Maypole
- Company type: Private
- Industry: Food manufacturing; retail
- Founded: 1900 (brand origin)
- Founder: Carmelo (Carmel) Saliba; Luke Gauci
- Headquarters: Qormi (Ħal Qormi), Malta
- Number of locations: 30+ outlets (2025)
- Area served: Malta and Gozo
- Key people: Debono family (owners/directors)
- Products: Bread, baked goods, pastries, cakes; grocery and convenience items
- Website: www.maypole.com.mt

= Maypole (bakery chain) =

Maltese bakery and convenience retail chain

Maypole is a Maltese bakery group and convenience-retail chain headquartered in Qormi. The brand traces its origins to 1900 and has grown from a single bakery to a nationwide network of outlets selling bread, baked goods and grocery items. In August 2025, business media reported the opening of the company's 30th outlet in Valletta.

== History ==
According to contemporary accounts, the Maypole brand dates to 1900. In 1969, baker Carmel “Nenu” Debono bought the Maypole brand from Carmelo Saliba of Pietà; the Debono family subsequently expanded the operation from sites in Gżira and Qormi. In 2010 the company announced investment in a new bakery at the Tal-Ħandaq industrial estate together with new retail outlets, and in May–June 2012 the new 3,000 m^{2} Qormi facility was inaugurated by the Prime Minister.

== Operations ==
Maypole operates an industrial bakery and distribution hub at Tal-Ħandaq, Qormi, producing bread, traditional Maltese baked goods and confectionery for its stores and other clients. The listed head office is The Bakery, Tal-Ħandaq Road, Qormi.

== Outlets ==
As of August 2025 the group reported 30 outlets upon opening the Valletta store on St Lucia Street, with the company site listing branches across Malta and Gozo.

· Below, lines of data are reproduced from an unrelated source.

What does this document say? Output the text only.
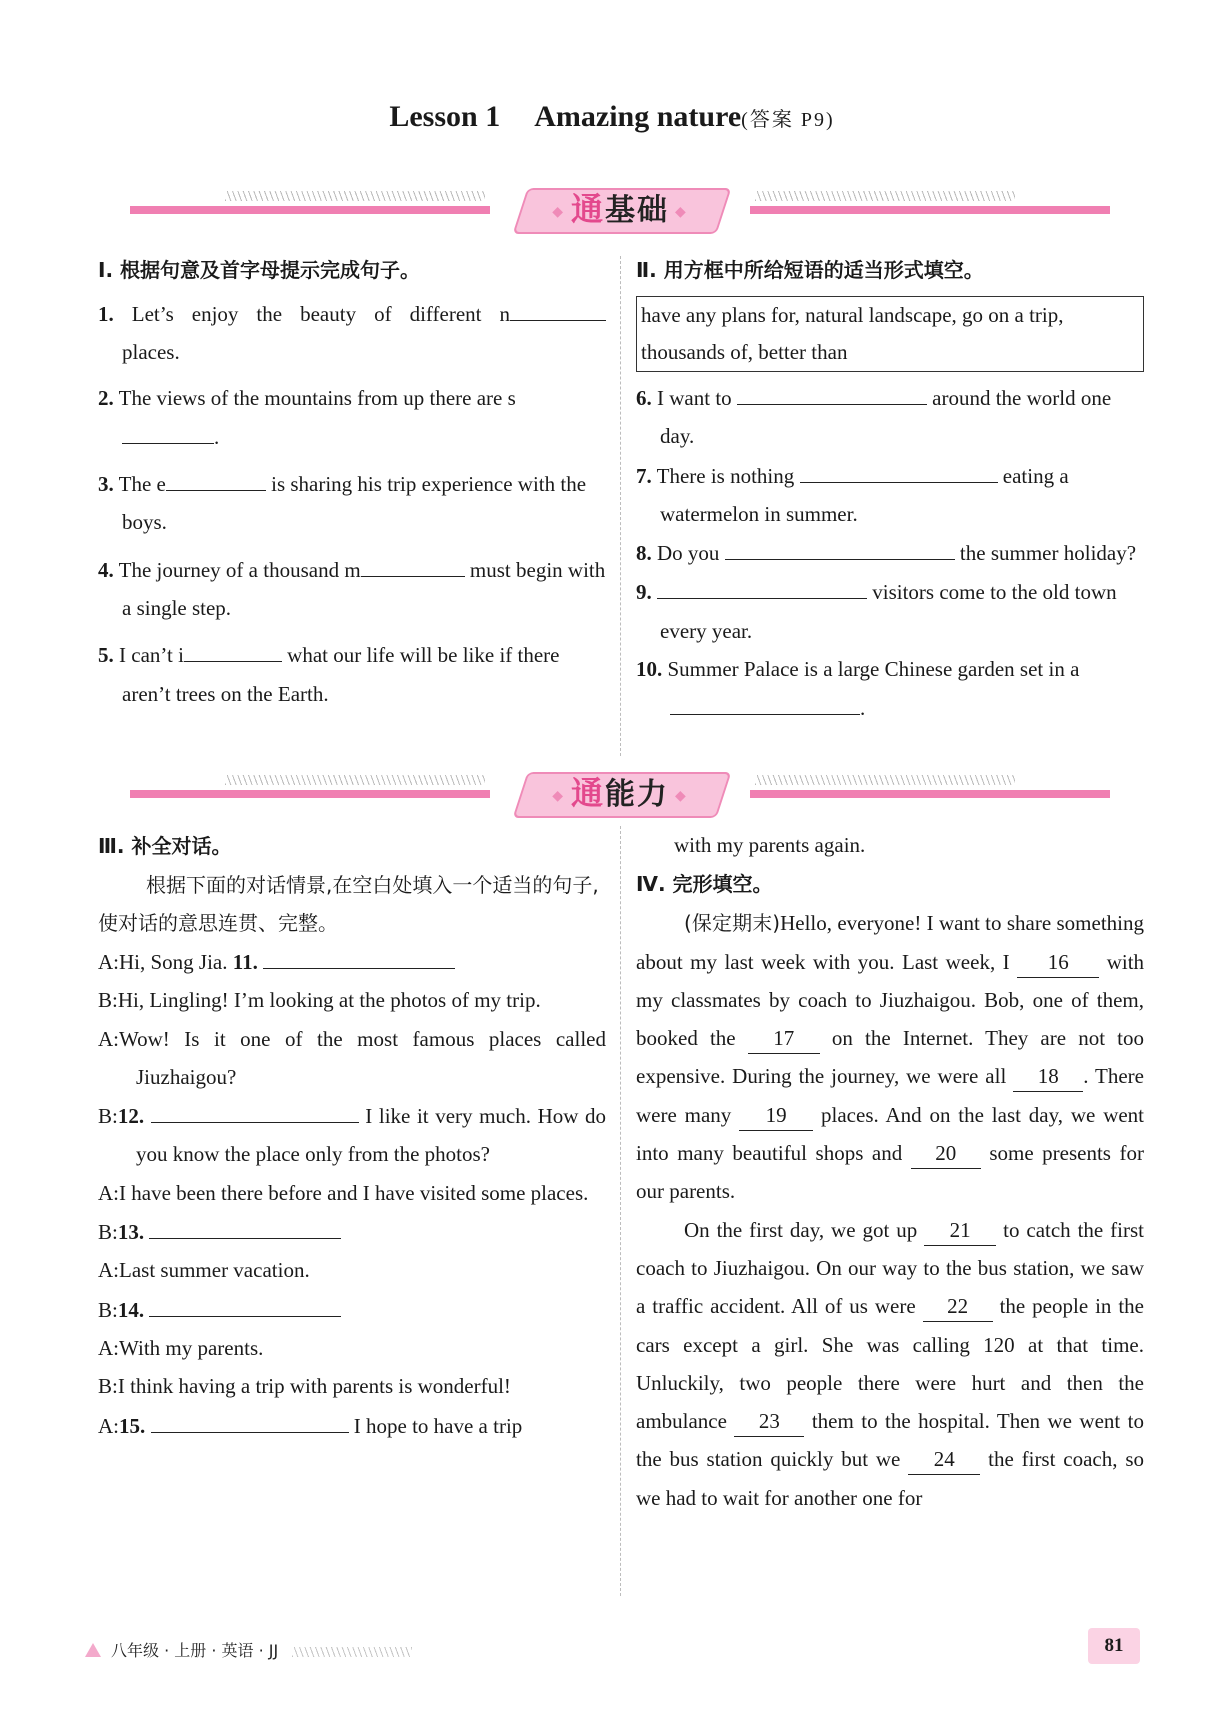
Lesson 1 Amazing nature(答案 P9)
◆ 通基础 ◆
Ⅰ. 根据句意及首字母提示完成句子。
1. Let’s enjoy the beauty of different n
places.
2. The views of the mountains from up there are s.
3. The e	is sharing his trip experience with the boys.
4. The journey of a thousand m	must begin with a single step.
5. I can’t i	what our life will be like if there aren’t trees on the Earth.
Ⅱ. 用方框中所给短语的适当形式填空。
have any plans for, natural landscape, go on a trip, thousands of, better than
6. I want to	around the world one day.
7. There is nothing	eating a watermelon in summer.
8. Do you	the summer holiday?
9.	visitors come to the old town every year.
10. Summer Palace is a large Chinese garden set in a .
◆ 通能力 ◆
Ⅲ. 补全对话。
根据下面的对话情景,在空白处填入一个适当的句子,使对话的意思连贯、完整。
A:Hi, Song Jia. 11.
B:Hi, Lingling! I’m looking at the photos of my trip.
A:Wow! Is it one of the most famous places called Jiuzhaigou?
B:12.	I like it very much. How do you know the place only from the photos?
A:I have been there before and I have visited some places.
B:13.
A:Last summer vacation.
B:14.
A:With my parents.
B:I think having a trip with parents is wonderful!
A:15.	I hope to have a trip
with my parents again.
Ⅳ. 完形填空。
(保定期末)Hello, everyone! I want to share something about my last week with you. Last week, I 16 with my classmates by coach to Jiuzhaigou. Bob, one of them, booked the 17 on the Internet. They are not too expensive. During the journey, we were all 18 . There were many 19 places. And on the last day, we went into many beautiful shops and 20 some presents for our parents.
On the first day, we got up 21 to catch the first coach to Jiuzhaigou. On our way to the bus station, we saw a traffic accident. All of us were 22 the people in the cars except a girl. She was calling 120 at that time. Unluckily, two people there were hurt and then the ambulance 23 them to the hospital. Then we went to the bus station quickly but we 24 the first coach, so we had to wait for another one for
八年级 · 上册 · 英语 · JJ	81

== Community and recognition ==
On 2 November 2021, President George Vella visited the company's operations and commended its environmental awareness and social initiatives.

== Reception and issues ==
In July 2025 a villa owner filed a judicial protest alleging noise nuisance from chillers and freezers at a Maypole outlet; the matter was reported by local media.